# New to the forum, Gravely Pro 20G



## polarlys (Apr 15, 2010)

Hi, I'm new to the forum. Have had interest in Gravely for a long time but only got one a few years ago. The one I have is a 4 wheeler, PRO 20G. Has been reliable and a good runner until last summer when the PTO clutch gave out. Took it apart and took the trans to a friend of a friend in upstate NY to be repaired. Got it back last weekend. Got it together and running but having trouble with the PTO clutch adjustment. Can't seem to get it to disengage. It's running full time at the moment. I tried to adjust the throw rod out longer but then can't get it back into the throw lever on the trans case. So here I am. Trying to get the PTO shift lever adjusted to throw the PTO out of gear. 

If there's anyone out there in Gravelyland that has any idea what I need to do to get this back in order I would appreciate the chance to hear any suggestions. These tractors are great. When I get this one back in order I'd love to tackle one of the 2 wheelers and see just what one of those has to offer. Great machines.

Thanx all, Bye
Roger in NJ


----------



## chrpmaster (May 5, 2004)

Welcome to the Tractor Forum Roger!

Is the PTO handle hard to move from in to out? If there is tension on the handle but it still moves you might be OK on the internal stuff. 

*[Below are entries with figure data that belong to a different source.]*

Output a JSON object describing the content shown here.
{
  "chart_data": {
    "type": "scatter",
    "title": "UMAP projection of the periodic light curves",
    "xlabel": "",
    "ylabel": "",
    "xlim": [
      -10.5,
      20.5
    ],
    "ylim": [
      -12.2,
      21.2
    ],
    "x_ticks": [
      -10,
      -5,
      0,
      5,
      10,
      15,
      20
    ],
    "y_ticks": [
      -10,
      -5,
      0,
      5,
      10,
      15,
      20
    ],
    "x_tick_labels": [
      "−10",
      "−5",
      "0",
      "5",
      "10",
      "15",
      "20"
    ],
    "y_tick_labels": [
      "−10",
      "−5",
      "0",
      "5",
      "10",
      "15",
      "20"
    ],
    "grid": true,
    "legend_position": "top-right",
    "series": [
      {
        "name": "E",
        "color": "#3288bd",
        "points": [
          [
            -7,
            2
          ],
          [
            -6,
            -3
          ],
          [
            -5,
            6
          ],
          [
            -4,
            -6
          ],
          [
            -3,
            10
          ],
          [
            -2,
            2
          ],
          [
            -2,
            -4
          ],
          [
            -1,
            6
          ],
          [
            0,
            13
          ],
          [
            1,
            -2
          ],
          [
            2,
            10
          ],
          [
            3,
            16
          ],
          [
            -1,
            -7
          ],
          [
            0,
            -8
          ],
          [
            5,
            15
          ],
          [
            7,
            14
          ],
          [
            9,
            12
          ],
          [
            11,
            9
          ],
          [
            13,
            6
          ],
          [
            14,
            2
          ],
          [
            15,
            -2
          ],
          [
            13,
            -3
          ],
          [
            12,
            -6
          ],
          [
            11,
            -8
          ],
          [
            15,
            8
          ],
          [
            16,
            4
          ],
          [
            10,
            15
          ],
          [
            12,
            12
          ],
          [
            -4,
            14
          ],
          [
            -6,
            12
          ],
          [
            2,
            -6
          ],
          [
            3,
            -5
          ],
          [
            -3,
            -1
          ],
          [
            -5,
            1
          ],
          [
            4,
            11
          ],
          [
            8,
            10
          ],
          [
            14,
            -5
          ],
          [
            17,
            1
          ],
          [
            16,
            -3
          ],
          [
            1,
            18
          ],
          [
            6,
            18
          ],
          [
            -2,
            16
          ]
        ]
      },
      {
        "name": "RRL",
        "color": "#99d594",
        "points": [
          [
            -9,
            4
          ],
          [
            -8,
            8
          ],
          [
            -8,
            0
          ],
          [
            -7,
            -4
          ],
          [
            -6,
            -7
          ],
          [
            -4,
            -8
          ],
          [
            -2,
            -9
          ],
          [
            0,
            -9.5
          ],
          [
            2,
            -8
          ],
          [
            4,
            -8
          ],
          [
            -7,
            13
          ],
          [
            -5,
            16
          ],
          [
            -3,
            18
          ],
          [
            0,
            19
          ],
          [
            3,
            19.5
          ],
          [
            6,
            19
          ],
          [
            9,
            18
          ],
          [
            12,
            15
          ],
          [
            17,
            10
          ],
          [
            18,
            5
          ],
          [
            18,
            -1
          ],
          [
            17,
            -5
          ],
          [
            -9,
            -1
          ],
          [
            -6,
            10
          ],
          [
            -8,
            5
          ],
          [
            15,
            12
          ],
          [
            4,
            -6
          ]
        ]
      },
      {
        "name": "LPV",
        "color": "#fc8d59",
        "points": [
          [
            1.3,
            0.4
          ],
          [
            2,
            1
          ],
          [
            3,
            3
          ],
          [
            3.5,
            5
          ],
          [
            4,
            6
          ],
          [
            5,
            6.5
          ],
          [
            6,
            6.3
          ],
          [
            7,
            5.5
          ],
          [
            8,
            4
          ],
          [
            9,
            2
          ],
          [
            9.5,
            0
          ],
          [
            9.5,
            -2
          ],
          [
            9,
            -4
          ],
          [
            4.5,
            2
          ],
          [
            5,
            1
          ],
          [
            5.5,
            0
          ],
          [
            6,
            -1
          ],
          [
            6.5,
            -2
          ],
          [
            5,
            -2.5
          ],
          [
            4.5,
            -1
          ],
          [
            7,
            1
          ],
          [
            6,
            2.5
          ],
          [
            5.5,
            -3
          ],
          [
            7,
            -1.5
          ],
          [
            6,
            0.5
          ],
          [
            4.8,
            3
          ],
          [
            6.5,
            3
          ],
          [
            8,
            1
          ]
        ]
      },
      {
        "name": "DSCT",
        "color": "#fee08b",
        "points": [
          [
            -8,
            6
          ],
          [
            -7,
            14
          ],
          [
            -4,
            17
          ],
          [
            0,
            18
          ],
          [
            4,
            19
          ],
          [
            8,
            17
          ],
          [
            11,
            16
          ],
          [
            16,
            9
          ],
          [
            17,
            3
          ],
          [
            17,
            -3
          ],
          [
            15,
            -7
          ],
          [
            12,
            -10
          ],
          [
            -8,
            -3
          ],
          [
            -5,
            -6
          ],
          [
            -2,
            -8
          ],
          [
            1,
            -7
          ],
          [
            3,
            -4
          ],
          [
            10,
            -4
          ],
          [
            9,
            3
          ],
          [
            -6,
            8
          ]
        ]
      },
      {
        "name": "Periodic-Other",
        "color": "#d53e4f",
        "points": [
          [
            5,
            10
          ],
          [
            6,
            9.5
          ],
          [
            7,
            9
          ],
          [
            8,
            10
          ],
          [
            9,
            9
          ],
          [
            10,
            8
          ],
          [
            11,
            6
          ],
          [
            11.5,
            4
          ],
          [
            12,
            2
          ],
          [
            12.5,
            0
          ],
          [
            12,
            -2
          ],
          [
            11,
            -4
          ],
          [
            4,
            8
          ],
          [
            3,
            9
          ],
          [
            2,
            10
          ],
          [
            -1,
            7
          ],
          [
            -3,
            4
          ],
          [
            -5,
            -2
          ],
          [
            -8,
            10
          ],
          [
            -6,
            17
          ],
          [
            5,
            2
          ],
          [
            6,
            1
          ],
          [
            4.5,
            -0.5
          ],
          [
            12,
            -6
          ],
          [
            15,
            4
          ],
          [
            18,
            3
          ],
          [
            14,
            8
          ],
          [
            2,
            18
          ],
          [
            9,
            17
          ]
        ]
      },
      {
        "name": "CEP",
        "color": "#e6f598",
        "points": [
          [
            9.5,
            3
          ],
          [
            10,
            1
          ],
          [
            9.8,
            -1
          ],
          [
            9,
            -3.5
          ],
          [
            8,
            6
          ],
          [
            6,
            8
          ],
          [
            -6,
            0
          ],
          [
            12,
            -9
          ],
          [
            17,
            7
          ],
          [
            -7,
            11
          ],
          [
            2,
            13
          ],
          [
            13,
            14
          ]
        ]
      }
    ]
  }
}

I am guessing you have the manuals for your tractor and know how to adjust the PTO handle. After I replaced my PTO clutch I had to adjust the length of the rod. I seem to remember that I needed to push on it to get it back together so that I could disengage it. Try it and see if it helps. Obviously if you over do it you will wear out the PTO clutch more quickly since it will never fully engage. Kind of like riding the clutch on your car will wear out the clutch more quickly. Once you get it right you shouldn't have to mess with it for several years. I did mine 4 years ago and it has been fine since then. 

Andy


----------



## polarlys (Apr 15, 2010)

You are absolutly correct Chrpmaster. The rod must be lengthened to accomodate the new clutch. But, on mine, once elongated it must fit the clevis on the lever end and the hole in the throw on top of the trans. That's where I'm having trouble. I can't get the throw on the trans. to move back enough to connect. It's at my son's now and I have to go over there and give it some more effort. I just don't want to force something not made to be forced and do damage. Right now he's able to use it but it has full time PTO. 

Thanks for the input.


----------



## chrpmaster (May 5, 2004)

I think this rod set up has been the same on the Gravely riders for many years. Mine had the same clevis connector and I remember having to lengthen the rod, connect it on the throw out on the transmission case and then put some pressure on the rod so it will connect to the handle. It causes a slight tension on the handle so that it doesn't have the same amount of play when the PTO is in and out.


----------



## polarlys (Apr 15, 2010)

Thanks, I'll have to try putting some muscle behind it. I know it's a stiff spring but I don't want to risk overdoing it and causing even more damage.

Appreciate the help.

Roger


----------